Tips Lancar Lahiran Normal Versi Diary Ukhti

 


Assalamu’alaikum.

Dear diary. Benar nggak sih janin itu cerdas? katanya bisa memilih proses persalinan yang dia inginkan, hehehe. Meski begitu, proses persalinan biasanya ditentukan oleh kondisi janin apakah bisa pervaginam (normal) atau Sectio Caesarea (SC).

Mayoritas calon ibu biasanya menginginkan persalinan pervaginam karena prosesnya yang natural, pemulihannya lebih cepat, bisa dilakukan di pelayanan kesehatan terdekat dan tentunya tidak perlu mengeluarkan banyak biaya. Berbeda dengan caesar yang katanya membutuhkan waktu recovery yang lebih lama, biaya yang tidak sedikit (sebagian bisa cover BPJS), serta hanya bisa dilakukan di Rumah Sakit.

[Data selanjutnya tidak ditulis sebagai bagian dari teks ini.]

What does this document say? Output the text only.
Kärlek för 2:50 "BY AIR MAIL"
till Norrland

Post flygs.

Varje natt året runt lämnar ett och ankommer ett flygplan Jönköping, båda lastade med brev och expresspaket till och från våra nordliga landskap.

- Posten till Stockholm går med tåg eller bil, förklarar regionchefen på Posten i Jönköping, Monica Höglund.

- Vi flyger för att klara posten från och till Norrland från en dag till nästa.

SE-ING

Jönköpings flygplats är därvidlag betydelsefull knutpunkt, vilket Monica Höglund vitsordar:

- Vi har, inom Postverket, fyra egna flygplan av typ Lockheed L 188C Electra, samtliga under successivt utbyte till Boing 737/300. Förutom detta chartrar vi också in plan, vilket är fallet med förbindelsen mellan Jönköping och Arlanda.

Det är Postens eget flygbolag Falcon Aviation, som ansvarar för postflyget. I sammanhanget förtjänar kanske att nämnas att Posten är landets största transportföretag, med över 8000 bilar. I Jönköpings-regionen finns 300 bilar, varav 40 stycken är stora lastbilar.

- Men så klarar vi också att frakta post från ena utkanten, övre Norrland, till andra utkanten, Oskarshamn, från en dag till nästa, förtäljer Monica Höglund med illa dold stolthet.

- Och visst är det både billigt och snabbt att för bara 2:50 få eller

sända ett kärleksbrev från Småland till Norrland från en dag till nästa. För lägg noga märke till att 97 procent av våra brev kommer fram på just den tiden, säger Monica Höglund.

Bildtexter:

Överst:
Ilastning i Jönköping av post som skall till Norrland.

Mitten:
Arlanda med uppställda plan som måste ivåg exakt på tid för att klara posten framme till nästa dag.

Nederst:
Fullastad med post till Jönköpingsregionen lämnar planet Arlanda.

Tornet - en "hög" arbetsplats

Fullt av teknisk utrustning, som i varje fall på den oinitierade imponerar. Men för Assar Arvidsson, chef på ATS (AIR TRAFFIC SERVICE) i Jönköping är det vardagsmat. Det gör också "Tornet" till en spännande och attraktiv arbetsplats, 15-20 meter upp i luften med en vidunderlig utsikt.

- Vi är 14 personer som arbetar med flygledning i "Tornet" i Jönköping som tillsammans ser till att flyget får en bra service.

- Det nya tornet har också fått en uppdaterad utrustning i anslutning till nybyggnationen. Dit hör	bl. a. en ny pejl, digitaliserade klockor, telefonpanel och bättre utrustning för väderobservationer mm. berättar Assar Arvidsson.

Persalinan caesar biasanya menjadi opsi ketika terjadi komplikasi pada janin, misalnya berat badan bayi yang terlalu besar, posisi janin yang kurang optimal, dan sebagainya, tetapi ada juga calon ibu yang memilih caesar karena kehendak sendiri dengan beragam alasan yang menyertai.

Bagiku persalinan pervaginam memang terjadi secara alami, natural, tapi bukan berarti tanpa diupayakan. Tidak sedikit calon ibu berupaya dengan memilih induksi buatan agar bisa menjalani persalinan pervaginam, meski rasanya kurang nyaman dan belum tentu berhasil. Banyak kudengar cerita para calon ibu yang berujung caesar setelah melalui induksi buatan. Di diary kali ini aku ingin sedikit berbagi tentang upaya apa saja yang kulakukan selama hamil agar bisa persalinan pervaginam serta bayi lahir dengan sehat dan selamat. Dibawah ini beberapa tips yang mungkin bisa dipraktekan oleh para calon ibu baru ya dears.

Menjaga pola makan

Selama hamil usahakan untuk menjaga pola makan dengan mengonsumsi makanan bergizi yang mengandung nutrisimyang dibutuhkan calon ibu dan janin. Sebenarnya tak ada banyak larangan makanan untuk ibu hamil selain  nanas, durian, dan makanan mentah, tetapi alangkah baiknya ibu hamil lebih banyak mengonsumsi makanan sehat, seperti sayuran, buah-buahan, daging, dan sebagainya. Kurangi makan-makanan yang bisa memicu naiknya asam lambung ya dears.

Konsumsi air putih

Memngonsumsi air putih memang banyak manfaatnya salah satunya untuk menghidrasi tubuh dengan anjuran minum delapan gelas sehari apalagi ibu hamil yang memerlukan banyak asupan cairan karena harus berbagi dengan janin. Kekurangan cairan selama hamil juga bisa menyebabkan sembelit seperti yang pernah kualami di trimester pertama. Memang benar penyebab sembelit saat hamil berasal dari rangsangan hormon, tetapi jika disertai dengan kurang asupan cairan bukankah sembelitnya akan semakin parah?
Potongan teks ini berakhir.